Thursday, 9 July 2015

The Folklore of Discworld

I've never been all that interested by books about 'The Science of Star Trek', for example. It seems to me that wherever and to what extent I don't already understand the science involved in Star Trek on the basis of my A-level in Physics and general scientific curiosity, I'm probably never going to get it. I maxed out on science at A-levels. I'm also afraid that the really interesting bits will turn out to have been made up. The Science of Discworld was a different proposition. Since it was based around a fantasy series, and not science fiction, it didn't offer to immediately get mired in the hinterland between my own understanding and things far beyond my ken. I very much enjoyed the first two, and look forward to reading the others some day. It was thus with some anticipation that I picked up an audiobook of The Folklore of Discworld, read by Michael Fenton Stephens.

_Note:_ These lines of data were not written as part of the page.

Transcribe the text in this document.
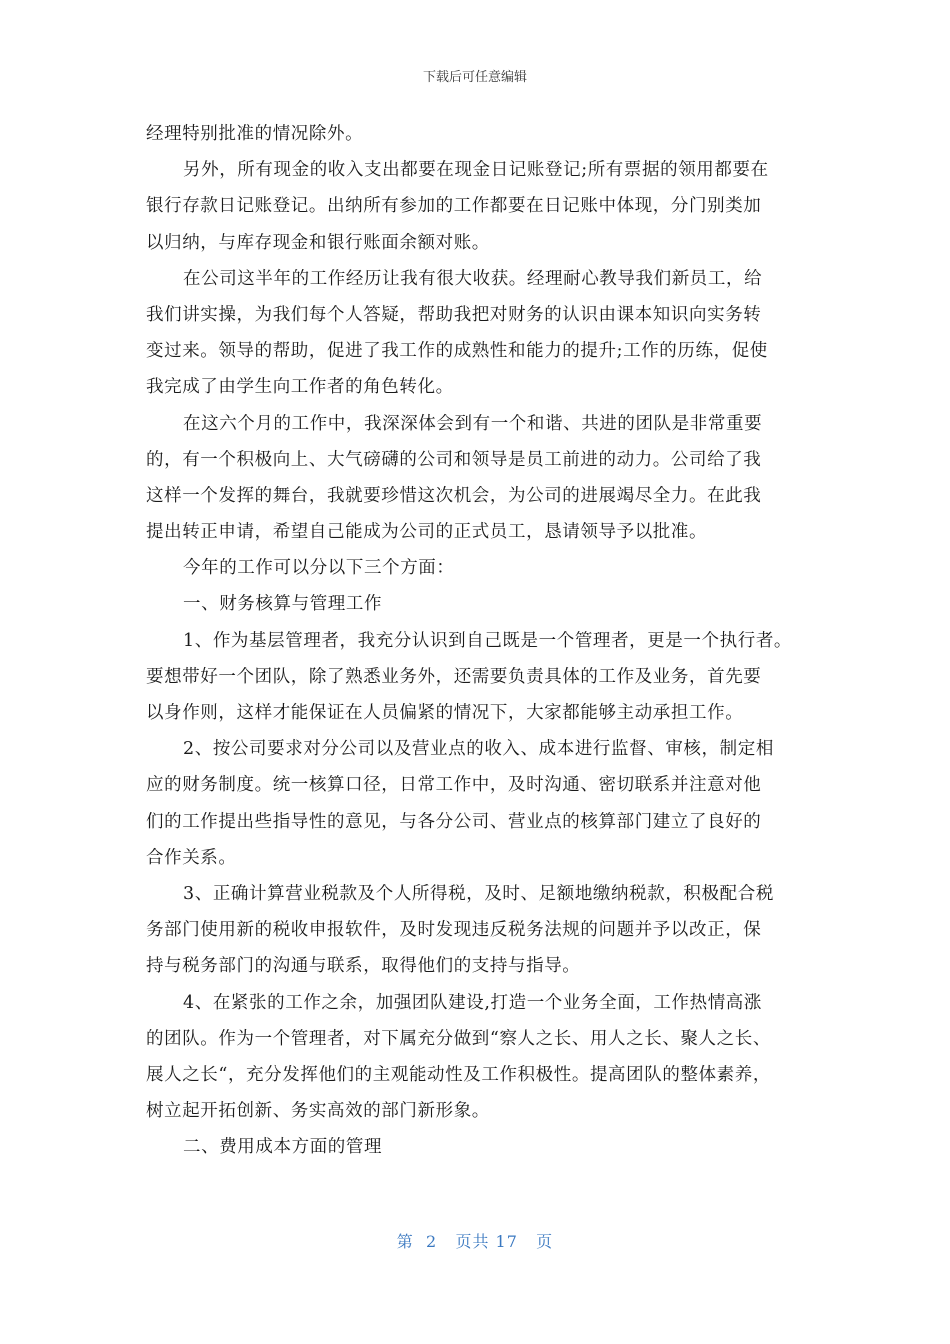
下载后可任意编辑
经理特别批准的情况除外。
另外，所有现金的收入支出都要在现金日记账登记;所有票据的领用都要在
银行存款日记账登记。出纳所有参加的工作都要在日记账中体现，分门别类加
以归纳，与库存现金和银行账面余额对账。
在公司这半年的工作经历让我有很大收获。经理耐心教导我们新员工，给
我们讲实操，为我们每个人答疑，帮助我把对财务的认识由课本知识向实务转
变过来。领导的帮助，促进了我工作的成熟性和能力的提升;工作的历练，促使
我完成了由学生向工作者的角色转化。
在这六个月的工作中，我深深体会到有一个和谐、共进的团队是非常重要
的，有一个积极向上、大气磅礴的公司和领导是员工前进的动力。公司给了我
这样一个发挥的舞台，我就要珍惜这次机会，为公司的进展竭尽全力。在此我
提出转正申请，希望自己能成为公司的正式员工，恳请领导予以批准。
今年的工作可以分以下三个方面：
一、财务核算与管理工作
1、作为基层管理者，我充分认识到自己既是一个管理者，更是一个执行者。
要想带好一个团队，除了熟悉业务外，还需要负责具体的工作及业务，首先要
以身作则，这样才能保证在人员偏紧的情况下，大家都能够主动承担工作。
2、按公司要求对分公司以及营业点的收入、成本进行监督、审核，制定相
应的财务制度。统一核算口径，日常工作中，及时沟通、密切联系并注意对他
们的工作提出些指导性的意见，与各分公司、营业点的核算部门建立了良好的
合作关系。
3、正确计算营业税款及个人所得税，及时、足额地缴纳税款，积极配合税
务部门使用新的税收申报软件，及时发现违反税务法规的问题并予以改正，保
持与税务部门的沟通与联系，取得他们的支持与指导。
4、在紧张的工作之余，加强团队建设,打造一个业务全面，工作热情高涨
的团队。作为一个管理者，对下属充分做到“察人之长、用人之长、聚人之长、
展人之长“，充分发挥他们的主观能动性及工作积极性。提高团队的整体素养，
树立起开拓创新、务实高效的部门新形象。
二、费用成本方面的管理
第 2 页共 17 页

Sadly - and I've been putting this review off for weeks because I didn't want to say this - I found it lacking. I think this is my own fault in part. The book is an exploration of the Discworld's folklore and an expansion on its sources, where I was hoping for something which more looked at our folklore through the eyes of the Disc, as the Science series did. I also found the repeated suggestion that Earth folklore mirrored the Disc to be disingenuous after the third or fourth repeat.

The Folklore of Discworld is not a bad book, it's just much more a book about the Discworld than it is a book about folklore.